The boys and girls running on the dusty football pitch in a Rio favela could be kids anywhere in Brazil if not for one detail: The oddly shaped ball they’re chasing. Soccer may be king across the land of Pele, but in Morro do Castro, a favela (shanty) in the hills above Rio suburb Niteroi, rugby and the oval ball rule.

Sure, it’s not Twickenham or Eden Park. The pitch in Morro do Castro isn’t even close to the facilities you’d find at schools in Australia, Britain or other traditional rugby playing countries. Players wear a mishmash of shirts, some are barefoot. There are no rugby posts, the grass is patchy and when the ball’s kicked too far, it falls into an open sewer.

Should drug traffickers or police start shooting in the favela – a real hazard – kids are trained to take cover under a concrete wall behind the goalposts. But the rugby is serious. Two dozen young players sprint over the threadbare turf, spinning the ball between hands in swift, well coordinated drills.

And when they perform the haka, New Zealand’s famous Maori war dance, their passion is unmistakable, even if there’s a bit of a samba vibe, with plenty of dabbing for good measure. By the end of training, Lucas Aquino Chagas, a dreadlocked 17-year-old who captains one of the touch rugby teams, sports a big smile.

Brazil, with a population of 208 million, only has about 16,000 registered rugby players, compared to the millions in football. It’s fair to say that most teenage boys probably dream of pulling on the national team’s yellow shirt or emulating Neymar’s riches. But Chagas’ dream?

“To play for the All Blacks,” he says without hesitation.

Tackling life

Robert Malengreau (right) has trained 400 children in the Morro do Castro community | Photo courtesy: Robert Malengreau

The man who brought rugby to this poor, sleepy and occasionally perilous tropical corner is Robert Malengreau. Half-British, half-Brazilian, Malengreau, 28, played at high amateur levels in England, and is an Oxford University graduate.

He always loved the game, but the tragedy of Brazil’s favelas, which are often under control of drug traffickers and shunned by the rest of society, made him want to try something more ambitious than just coaching.

So four years ago he launched an NGO called UmRio, or One Rio, with the idea that introducing something as foreign as rugby might also shake things up beyond the field. Rugby, he says, “is an entry point.”

To test his theory, Malengreau partnered with the school in Morro do Castro, a community he describes as “abandoned” by the government, and began teaching sport – and a new way of living. Players from around the world, including from Oxford and Cambridge universities, help with the actual rugby coaching.

But just as importantly, local dentists and doctors volunteer for clinics, boosting healthcare in a community of about 6,000 with only one permanent dentist.

Brazil's national rugby team has been on the rise, finishing fourth in the recent Americas Rugby Championship

English language courses and mentoring by Brazilian and foreign teachers mean that students get as much help with schoolwork as on tackling technique. A key symbolic point is backing from Oxford and Cambridge rugby clubs, which have donated their famous dark and light blue shirts, and the less tangible gift of encouraging favela kids to aspire. “It’s Oxford and Cambridge saying ‘the doors are open for you,’” Malengreau said.

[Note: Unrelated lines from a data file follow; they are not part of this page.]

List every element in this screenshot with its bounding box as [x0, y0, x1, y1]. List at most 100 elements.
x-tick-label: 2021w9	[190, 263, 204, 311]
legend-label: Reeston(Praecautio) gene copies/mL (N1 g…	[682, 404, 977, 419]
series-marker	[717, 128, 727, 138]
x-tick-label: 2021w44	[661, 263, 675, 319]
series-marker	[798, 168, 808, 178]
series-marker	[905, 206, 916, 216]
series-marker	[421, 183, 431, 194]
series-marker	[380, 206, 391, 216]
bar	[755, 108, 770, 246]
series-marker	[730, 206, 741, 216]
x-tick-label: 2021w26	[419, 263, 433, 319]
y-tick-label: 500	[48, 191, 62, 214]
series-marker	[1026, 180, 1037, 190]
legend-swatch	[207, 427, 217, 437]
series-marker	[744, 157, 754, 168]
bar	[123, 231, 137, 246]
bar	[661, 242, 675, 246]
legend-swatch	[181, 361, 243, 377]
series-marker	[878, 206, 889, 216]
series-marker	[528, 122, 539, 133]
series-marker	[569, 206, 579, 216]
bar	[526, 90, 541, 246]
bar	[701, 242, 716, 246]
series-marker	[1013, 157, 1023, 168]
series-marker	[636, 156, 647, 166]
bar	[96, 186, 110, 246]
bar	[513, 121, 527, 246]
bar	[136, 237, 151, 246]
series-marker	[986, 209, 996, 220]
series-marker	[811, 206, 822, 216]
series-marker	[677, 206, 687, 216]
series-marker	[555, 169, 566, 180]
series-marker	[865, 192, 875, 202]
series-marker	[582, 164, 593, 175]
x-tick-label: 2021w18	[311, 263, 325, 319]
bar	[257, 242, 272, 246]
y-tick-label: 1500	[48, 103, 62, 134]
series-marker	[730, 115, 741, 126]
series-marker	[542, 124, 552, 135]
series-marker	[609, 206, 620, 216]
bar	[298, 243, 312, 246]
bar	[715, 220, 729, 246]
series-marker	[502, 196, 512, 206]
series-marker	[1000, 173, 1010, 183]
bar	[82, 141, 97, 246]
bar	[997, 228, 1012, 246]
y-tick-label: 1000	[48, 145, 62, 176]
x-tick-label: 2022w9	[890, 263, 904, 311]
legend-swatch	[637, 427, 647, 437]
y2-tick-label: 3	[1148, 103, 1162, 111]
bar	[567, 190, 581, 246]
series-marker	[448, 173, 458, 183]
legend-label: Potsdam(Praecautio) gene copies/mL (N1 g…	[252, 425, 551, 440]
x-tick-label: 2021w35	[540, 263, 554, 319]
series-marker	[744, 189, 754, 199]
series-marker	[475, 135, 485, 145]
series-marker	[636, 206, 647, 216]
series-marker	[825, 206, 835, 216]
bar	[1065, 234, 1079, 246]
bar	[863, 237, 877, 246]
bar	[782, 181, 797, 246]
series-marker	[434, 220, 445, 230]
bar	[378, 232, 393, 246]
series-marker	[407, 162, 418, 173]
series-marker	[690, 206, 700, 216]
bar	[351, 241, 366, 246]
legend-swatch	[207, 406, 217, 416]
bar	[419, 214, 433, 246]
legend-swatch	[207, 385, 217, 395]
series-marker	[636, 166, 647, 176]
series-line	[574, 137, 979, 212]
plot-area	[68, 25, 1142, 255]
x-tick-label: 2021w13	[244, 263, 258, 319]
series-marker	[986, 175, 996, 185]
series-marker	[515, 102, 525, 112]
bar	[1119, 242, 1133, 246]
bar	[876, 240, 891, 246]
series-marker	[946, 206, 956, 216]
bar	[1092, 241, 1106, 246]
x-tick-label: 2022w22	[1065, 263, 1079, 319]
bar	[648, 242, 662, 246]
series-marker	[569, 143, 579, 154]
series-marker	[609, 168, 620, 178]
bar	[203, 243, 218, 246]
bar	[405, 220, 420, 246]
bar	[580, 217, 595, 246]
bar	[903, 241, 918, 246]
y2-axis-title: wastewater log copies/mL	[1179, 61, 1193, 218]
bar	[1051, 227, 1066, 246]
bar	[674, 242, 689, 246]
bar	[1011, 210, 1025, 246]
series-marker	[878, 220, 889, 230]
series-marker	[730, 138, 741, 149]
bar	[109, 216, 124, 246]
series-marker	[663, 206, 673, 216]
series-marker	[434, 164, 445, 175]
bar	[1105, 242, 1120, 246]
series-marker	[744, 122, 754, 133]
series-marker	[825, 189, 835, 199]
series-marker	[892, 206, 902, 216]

About 400 children have participated so far and the message is getting through. As a black boy from a favela, Franklin Cruz, a small, nippy 14 year old, has grown used to people expecting him to wind up a drug trafficker or, at best, a low paid construction worker.

The rugby adventure, he says, has emboldened him. “Why not become an architect or a doctor or lawyer?” he asks.

Beach rugby champions

Malengreau says there was a “bit of a shock” when he first showed up in the favela with five enormous Oxford University players and a bag of rugby balls. “I’d never heard of rugby in my life,” Chagas says, remembering how his football-obsessed friends were astonished to be told, “’No, you’re not meant to kick!’”

The learning curve was only starting. Rugby is more of a team sport than football, less prone to relying on individual stars, Malengreau says. There’s also none of football’s culture of yelling back at referees.

Going against the grain of macho Brazilian society, girls play touch rugby on equal terms with boys. And Malengreau pushes them all out of their comfort zone by encouraging use of English phrases during training, like: “Ready, ready up!” before defending a line.

At a recent touch rugby tournament, the favela kids descended in two teams to Niteroi’s wealthy beach area to play other schools on the sand. One of Morro do Castro’s teams, resplendent in striped Cambridge University shirts, was crowned champion, prompting whooping and more dabbing.

Janaina Trancoso, mother of a girl in the program, said a bigger victory looms for these children who otherwise might never have imagined escaping the favela’s isolation. “I think a door has opened for them,” Trancoso, 40, said. “With time they will manage to see that the world is big and that there are other possibilities.”